While making more graphs for GmmGibbs, the ones smaller in size than 50 classes like 25 classes are fine. But I tried 80 and 100 classes and the accuracy is at 3–4%


~/w/h/runners > make gmm-hs classes=80 points=10000
./hkbin/gmmGibbs ../input/GmmGibbs/80-10000 ../testcode/jagssrc ../output/
gmmGibbs: Data.Number.LogFloat.(/): argument out of range
CallStack (from HasCallStack):
error, called at src/Data/Number/LogFloat.hs:287:5 in logfloat-0.13.3.3-F8BPp8N0fTjGacJi2HZfLH:Data.Number.LogFloat
make: *** [Makefile:9: gmm-hs] Error 1

I am getting this from haskell backend

This is with testcode/hssrc/GmmGibbs.hs, or some other prog? Has it changed recently?


I believe it’s the same, I copied some time ago

Is there some way to debug it?

Oh ok. The error message at http://hackage.haskell.org/package/logfloat-0.13.3.3/docs/src/Data-Number-LogFloat.html says we’re dividing infinity by infinity

hmm

Then probably the accuracy we are getting from racket backend is just random starting z
.

one place where infinity may be divided is if the input to categorical is an array that contains infinity.

I just pushed an input file which gives this error if you want to take a look.

commands cd runners ; make hkbin; make gmm-hs classes=80 points=10000

Preparing to install GHC (tinfo6-nopie) to an isolated location.

While it does that… is it easy for you to try this patch to Prog4.hs?

It’s running with the patch

Is there a change in hakaru file? So I also change the llvm backend?

So, I should change how the type checker inserts coercions, to produce the patched code, which avoids overflow

(This is about how the type checker inserts coercions in the result of hk-maple)

Okay the haskell code you sent runs but the accuracy is still ~3%

Hmm…

(I’m changing the type checker.) It’s not just because the haskell way is slow, is it?

It’s taking forever for me to test my change to the type checker, possibly because of the Maple communication issue. Would you please try rerunning hk-maple GmmGibbs.hs
with hk-maple built from the commit(s) I just pushed to the hakaru repository?

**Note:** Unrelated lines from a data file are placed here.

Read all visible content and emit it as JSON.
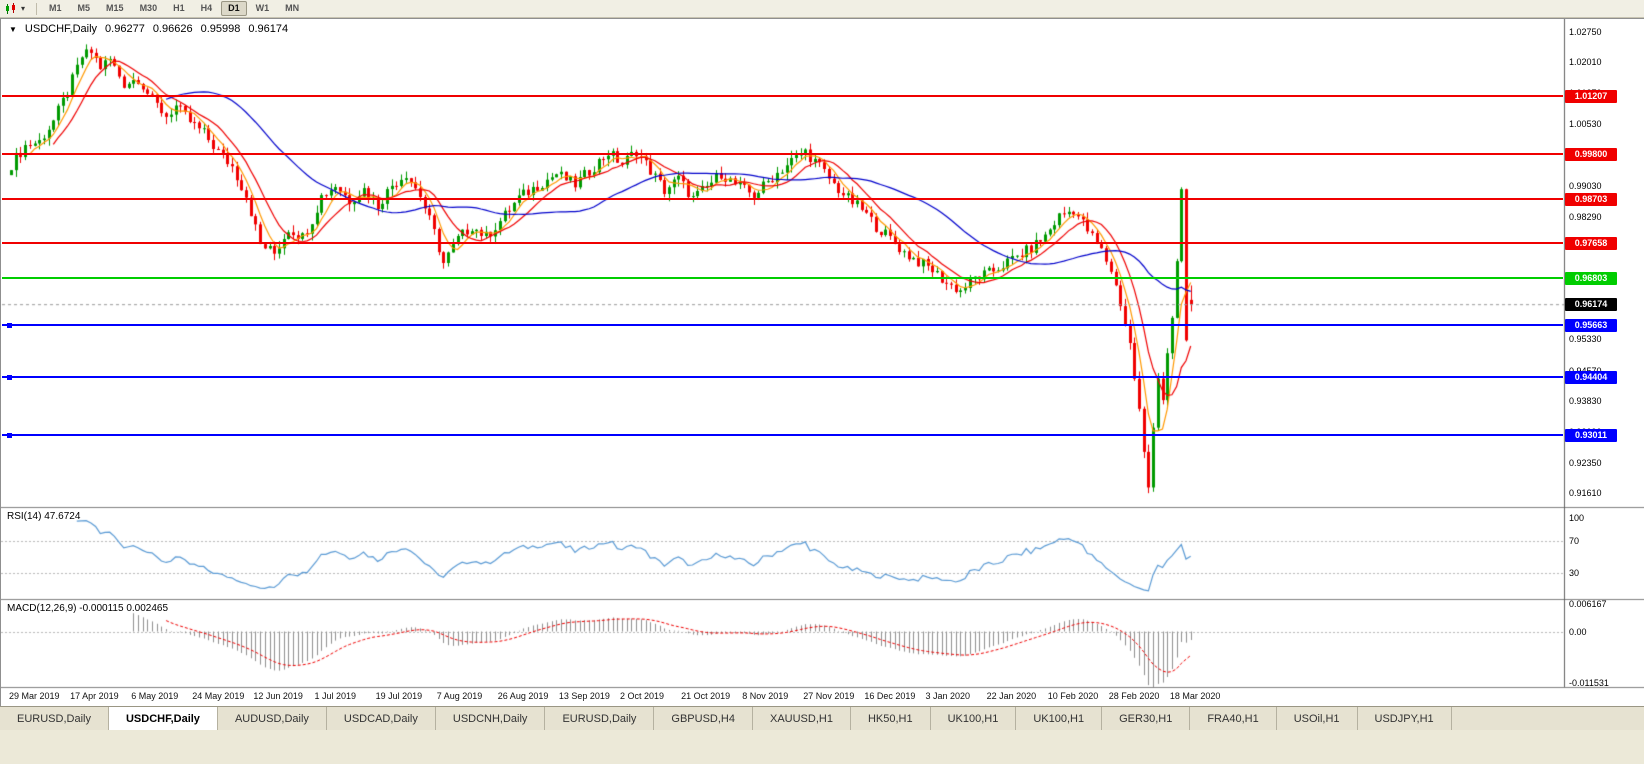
{
  "toolbar": {
    "caret": "▾",
    "timeframes": [
      "M1",
      "M5",
      "M15",
      "M30",
      "H1",
      "H4",
      "D1",
      "W1",
      "MN"
    ],
    "active_timeframe": "D1"
  },
  "chart": {
    "marker": "▼",
    "title": "USDCHF,Daily",
    "open": "0.96277",
    "high": "0.96626",
    "low": "0.95998",
    "close": "0.96174"
  },
  "price_axis": {
    "ticks": [
      "1.02750",
      "1.02010",
      "1.01270",
      "1.00530",
      "0.99790",
      "0.99030",
      "0.98290",
      "0.97550",
      "0.96810",
      "0.96070",
      "0.95330",
      "0.94570",
      "0.93830",
      "0.93090",
      "0.92350",
      "0.91610"
    ]
  },
  "hlines": [
    {
      "value": 1.01207,
      "label": "1.01207",
      "color": "#f00000",
      "kind": "resistance",
      "handle": false
    },
    {
      "value": 0.998,
      "label": "0.99800",
      "color": "#f00000",
      "kind": "resistance",
      "handle": false
    },
    {
      "value": 0.98703,
      "label": "0.98703",
      "color": "#f00000",
      "kind": "resistance",
      "handle": false
    },
    {
      "value": 0.97658,
      "label": "0.97658",
      "color": "#f00000",
      "kind": "resistance",
      "handle": false
    },
    {
      "value": 0.96803,
      "label": "0.96803",
      "color": "#00cd00",
      "kind": "pivot",
      "handle": false
    },
    {
      "value": 0.95663,
      "label": "0.95663",
      "color": "#0000ff",
      "kind": "support",
      "handle": true
    },
    {
      "value": 0.94404,
      "label": "0.94404",
      "color": "#0000ff",
      "kind": "support",
      "handle": true
    },
    {
      "value": 0.93011,
      "label": "0.93011",
      "color": "#0000ff",
      "kind": "support",
      "handle": true
    }
  ],
  "current_price": {
    "value": 0.96174,
    "label": "0.96174",
    "badge_color": "#000000"
  },
  "rsi_panel": {
    "label": "RSI(14) 47.6724",
    "axis_ticks": [
      {
        "v": 100,
        "label": "100"
      },
      {
        "v": 70,
        "label": "70"
      },
      {
        "v": 30,
        "label": "30"
      }
    ],
    "levels": [
      70,
      30
    ],
    "line_color": "#5b9bd5"
  },
  "macd_panel": {
    "label": "MACD(12,26,9) -0.000115 0.002465",
    "axis_ticks": [
      {
        "v": 0.006167,
        "label": "0.006167"
      },
      {
        "v": 0,
        "label": "0.00"
      },
      {
        "v": -0.011531,
        "label": "-0.011531"
      }
    ],
    "histogram_color": "#909090",
    "signal_color": "#f00000"
  },
  "date_axis": [
    "29 Mar 2019",
    "17 Apr 2019",
    "6 May 2019",
    "24 May 2019",
    "12 Jun 2019",
    "1 Jul 2019",
    "19 Jul 2019",
    "7 Aug 2019",
    "26 Aug 2019",
    "13 Sep 2019",
    "2 Oct 2019",
    "21 Oct 2019",
    "8 Nov 2019",
    "27 Nov 2019",
    "16 Dec 2019",
    "3 Jan 2020",
    "22 Jan 2020",
    "10 Feb 2020",
    "28 Feb 2020",
    "18 Mar 2020"
  ],
  "tabs": [
    "EURUSD,Daily",
    "USDCHF,Daily",
    "AUDUSD,Daily",
    "USDCAD,Daily",
    "USDCNH,Daily",
    "EURUSD,Daily",
    "GBPUSD,H4",
    "XAUUSD,H1",
    "HK50,H1",
    "UK100,H1",
    "UK100,H1",
    "GER30,H1",
    "FRA40,H1",
    "USOil,H1",
    "USDJPY,H1"
  ],
  "active_tab": "USDCHF,Daily",
  "active_tab_index": 1,
  "chart_data": {
    "type": "candlestick",
    "symbol": "USDCHF",
    "timeframe": "Daily",
    "n_candles": 252,
    "ylim": [
      0.913,
      1.0306
    ],
    "x_label_every": 13,
    "x_labels": [
      "29 Mar 2019",
      "17 Apr 2019",
      "6 May 2019",
      "24 May 2019",
      "12 Jun 2019",
      "1 Jul 2019",
      "19 Jul 2019",
      "7 Aug 2019",
      "26 Aug 2019",
      "13 Sep 2019",
      "2 Oct 2019",
      "21 Oct 2019",
      "8 Nov 2019",
      "27 Nov 2019",
      "16 Dec 2019",
      "3 Jan 2020",
      "22 Jan 2020",
      "10 Feb 2020",
      "28 Feb 2020",
      "18 Mar 2020"
    ],
    "close_anchors": [
      [
        0,
        0.9955
      ],
      [
        3,
        1.0
      ],
      [
        6,
        1.001
      ],
      [
        9,
        1.006
      ],
      [
        12,
        1.013
      ],
      [
        15,
        1.0215
      ],
      [
        17,
        1.0226
      ],
      [
        19,
        1.019
      ],
      [
        21,
        1.0208
      ],
      [
        24,
        1.015
      ],
      [
        27,
        1.0163
      ],
      [
        30,
        1.011
      ],
      [
        33,
        1.0072
      ],
      [
        35,
        1.0095
      ],
      [
        38,
        1.0058
      ],
      [
        41,
        1.003
      ],
      [
        44,
        0.9985
      ],
      [
        47,
        0.995
      ],
      [
        50,
        0.988
      ],
      [
        53,
        0.9762
      ],
      [
        56,
        0.974
      ],
      [
        59,
        0.98
      ],
      [
        62,
        0.978
      ],
      [
        64,
        0.9822
      ],
      [
        66,
        0.9878
      ],
      [
        69,
        0.9905
      ],
      [
        72,
        0.9868
      ],
      [
        75,
        0.9895
      ],
      [
        78,
        0.9856
      ],
      [
        81,
        0.9905
      ],
      [
        84,
        0.9933
      ],
      [
        87,
        0.988
      ],
      [
        90,
        0.979
      ],
      [
        92,
        0.9716
      ],
      [
        95,
        0.9775
      ],
      [
        98,
        0.9806
      ],
      [
        101,
        0.978
      ],
      [
        104,
        0.9818
      ],
      [
        108,
        0.9874
      ],
      [
        112,
        0.9904
      ],
      [
        116,
        0.9932
      ],
      [
        120,
        0.9906
      ],
      [
        124,
        0.995
      ],
      [
        127,
        0.9984
      ],
      [
        130,
        0.9956
      ],
      [
        133,
        0.9988
      ],
      [
        136,
        0.994
      ],
      [
        139,
        0.9892
      ],
      [
        142,
        0.992
      ],
      [
        145,
        0.9872
      ],
      [
        148,
        0.99
      ],
      [
        151,
        0.9934
      ],
      [
        154,
        0.9906
      ],
      [
        158,
        0.988
      ],
      [
        162,
        0.9924
      ],
      [
        166,
        0.9964
      ],
      [
        169,
        0.9986
      ],
      [
        172,
        0.995
      ],
      [
        175,
        0.9906
      ],
      [
        178,
        0.9872
      ],
      [
        181,
        0.9846
      ],
      [
        184,
        0.9806
      ],
      [
        187,
        0.9776
      ],
      [
        190,
        0.9742
      ],
      [
        193,
        0.972
      ],
      [
        196,
        0.97
      ],
      [
        199,
        0.9668
      ],
      [
        202,
        0.965
      ],
      [
        205,
        0.968
      ],
      [
        208,
        0.9692
      ],
      [
        211,
        0.9712
      ],
      [
        214,
        0.9732
      ],
      [
        217,
        0.9752
      ],
      [
        220,
        0.9782
      ],
      [
        223,
        0.983
      ],
      [
        226,
        0.9846
      ],
      [
        229,
        0.9796
      ],
      [
        232,
        0.9746
      ],
      [
        234,
        0.97
      ],
      [
        236,
        0.962
      ],
      [
        238,
        0.952
      ],
      [
        240,
        0.936
      ],
      [
        241,
        0.9255
      ],
      [
        242,
        0.9175
      ],
      [
        243,
        0.933
      ],
      [
        244,
        0.9442
      ],
      [
        245,
        0.939
      ],
      [
        246,
        0.9492
      ],
      [
        247,
        0.9572
      ],
      [
        248,
        0.972
      ],
      [
        249,
        0.9895
      ],
      [
        250,
        0.953
      ],
      [
        251,
        0.96174
      ]
    ],
    "last_candle": {
      "open": 0.96277,
      "high": 0.96626,
      "low": 0.95998,
      "close": 0.96174
    },
    "extremes": {
      "high": [
        17,
        1.02262
      ],
      "low": [
        242,
        0.9161
      ],
      "spike_high": [
        249,
        0.98996
      ]
    },
    "moving_averages": [
      {
        "period": 5,
        "color": "#ff9900"
      },
      {
        "period": 10,
        "color": "#f00000"
      },
      {
        "period": 34,
        "color": "#0000cc"
      }
    ],
    "horizontal_levels": [
      1.01207,
      0.998,
      0.98703,
      0.97658,
      0.96803,
      0.95663,
      0.94404,
      0.93011
    ],
    "indicators": [
      {
        "type": "RSI",
        "period": 14,
        "current": 47.6724,
        "range": [
          0,
          100
        ],
        "levels": [
          30,
          70
        ]
      },
      {
        "type": "MACD",
        "fast": 12,
        "slow": 26,
        "signal": 9,
        "current_main": -0.000115,
        "current_signal": 0.002465,
        "range": [
          -0.011531,
          0.006167
        ]
      }
    ]
  }
}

Current status: • @rjnw has made edits to section 5, which @samth plans to go over • GMM works properly in all systems • LDA works properly on all systems with the smaller dataset (kos–50) • NB works on all systems, but there are issues with Augurv2’s accuracy, see long email thread with Dan Huang • LDA on bigger data sets requires improvements to Hakaru to be competetive • GMM with more classes seems to run into Hakaru bugs Based on this, @ccshan and I decided that we should just keep GMM/LDA/NB on the smaller data sets, where everything works. To address the issues with Augur accuracy, @rjnw should compute log-likelihood plots for Hk/Jags/Augur on NB. Besides that, @rjnw, you should focus on getting plots that are ready to go in the paper for all three benchmarks (we have the data already).

I think that’s a reasonable summary.

Right now I am finishing up lda for kos–50 and kos–100. kos–100 also shows similar relation b/w hakaru and augur as kos–50. As for calculating log-likelihood plots for naive-bayes, I don’t have the likelihood calculation.

Also, @samth @rjnw shall we meet tomorrow?

I will come in morning.

Yes

I think the weight
removed by unsample
is again the likelihood.